Reputation: 995
I have downloaded my facebook data. It contains a htm file with all my contacts. I would like to read it in with R, and create a contact.csv.
The usual structure is:
<tr><td>Firstname Lastname</td><td><span class="meta"><ul><li>contact: [email protected]</li><li>contact: +123456789</li></ul></span></td></tr>
but some contacts may miss the phone number
<tr><td>Firstname Lastname</td><td><span class="meta"><ul><li>contact: [email protected]</li></ul></span></td></tr>
while some miss the email
<tr><td>Firstname Lastname</td><td><span class="meta"><ul><li>contact: +123456789</li></ul></span></td></tr>
The csv should have the structure Firstname Lastname; email; tel number
I have tried:
library(rvest)
library(stringr)
html <- read_html("contact_info.htm")
p_nodes <- html %>% html_nodes('tr')
p_nodes_text <- p_nodes %>% html_text()
write.csv(p_nodes_text, "contact.csv")
Which creates me the csv, but unfortunately merges names with "contact:" and does not create separate columns and does not allow to have "NA" for missing either phone numbers or emails.
How could I enhance my code to accomplish this?

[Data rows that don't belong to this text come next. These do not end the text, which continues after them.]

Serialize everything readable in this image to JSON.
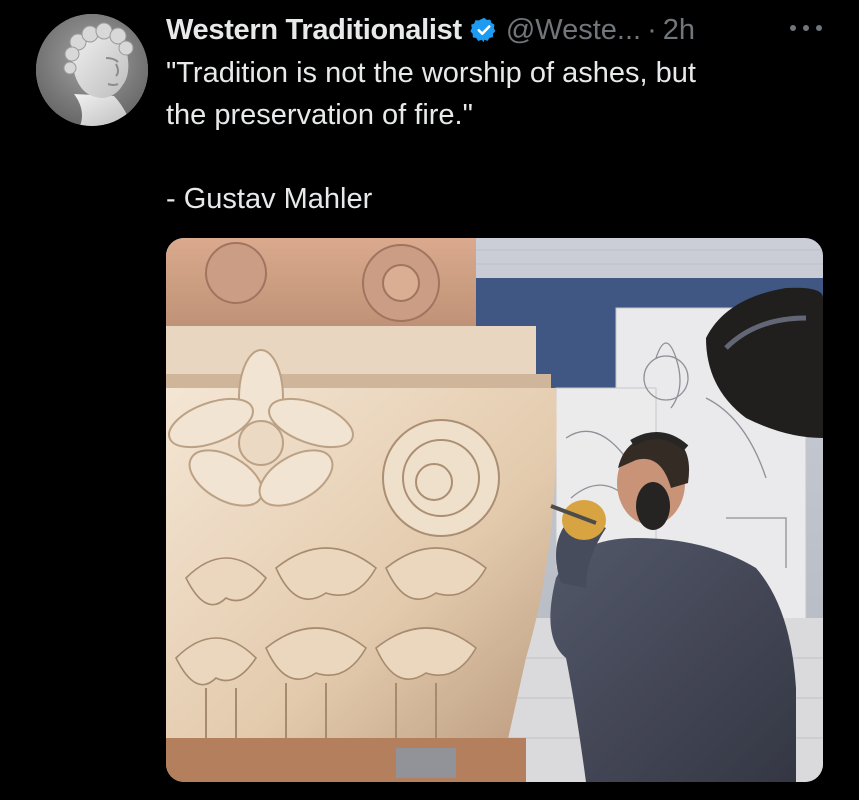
{
  "tweet": {
    "display_name": "Western Traditionalist",
    "handle": "@Weste...",
    "separator": "·",
    "time": "2h",
    "verified_icon": "verified-badge-icon",
    "more_icon": "more-options-icon",
    "text_lines": [
      "\"Tradition is not the worship of ashes, but",
      "the preservation of fire.\"",
      "- Gustav Mahler"
    ],
    "avatar_icon": "profile-avatar-statue",
    "media_icon": "stone-carver-photo"
  },
  "colors": {
    "background": "#000000",
    "primary_text": "#e7e9ea",
    "secondary_text": "#71767b",
    "verified": "#1d9bf0"
  }
}
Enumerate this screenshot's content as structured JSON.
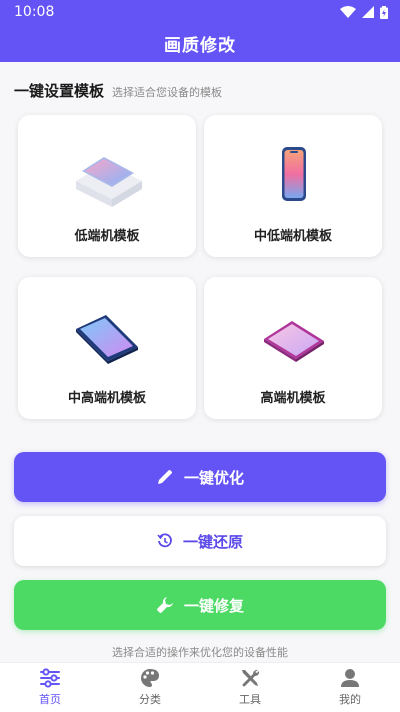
{
  "status": {
    "time": "10:08"
  },
  "app": {
    "title": "画质修改"
  },
  "section": {
    "title": "一键设置模板",
    "subtitle": "选择适合您设备的模板"
  },
  "templates": [
    {
      "label": "低端机模板"
    },
    {
      "label": "中低端机模板"
    },
    {
      "label": "中高端机模板"
    },
    {
      "label": "高端机模板"
    }
  ],
  "actions": {
    "optimize": "一键优化",
    "restore": "一键还原",
    "repair": "一键修复"
  },
  "hint": "选择合适的操作来优化您的设备性能",
  "tabs": [
    {
      "label": "首页",
      "icon": "sliders-icon",
      "active": true
    },
    {
      "label": "分类",
      "icon": "palette-icon",
      "active": false
    },
    {
      "label": "工具",
      "icon": "tools-icon",
      "active": false
    },
    {
      "label": "我的",
      "icon": "person-icon",
      "active": false
    }
  ],
  "colors": {
    "primary": "#6554f5",
    "success": "#4cd964"
  }
}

Thanks
Upvotes: 2
Views: 60
Reputation: 496
You can use regexpr to identify the email & the telephon number :
xml1 <- '<tr><td>Firstname Lastname</td><td><span class="meta"><ul><li>contact: [email protected]</li><li>contact: +123456789</li></ul></span></td></tr>'
xml2 <- '<tr><td>Firstname Lastname</td><td><span class="meta"><ul><li>contact: [email protected]</li></ul></span></td></tr>'
xml3 <- '<tr><td>Firstname Lastname</td><td><span class="meta"><ul><li>contact: +123456789</li></ul></span></td></tr>'
docs <- c(xml1,xml2,xml3)
library(rvest)
df <- NULL
for ( doc in docs) {
page <- read_html(doc)
name <- page %>% html_nodes("tr td:first-child") %>% html_text()
meta <- page %>% html_nodes("span.meta li") %>% html_text
ind_mail <- grep(".{1,}\\@.{1,}\\..{1,}",meta)
if(length(ind_mail)>0) mail <- meta[ind_mail] else mail <- "UNKWN"
ind_tel <- grep("[0-9]{6,}$",meta)
if(length(ind_tel)>0) tel <- meta[ind_tel] else tel <- "UNKWN"
res <- cbind(name,mail,tel)
df <- rbind(df,res)
}
Hope that will helps ,
Gottavianoni
Upvotes: 1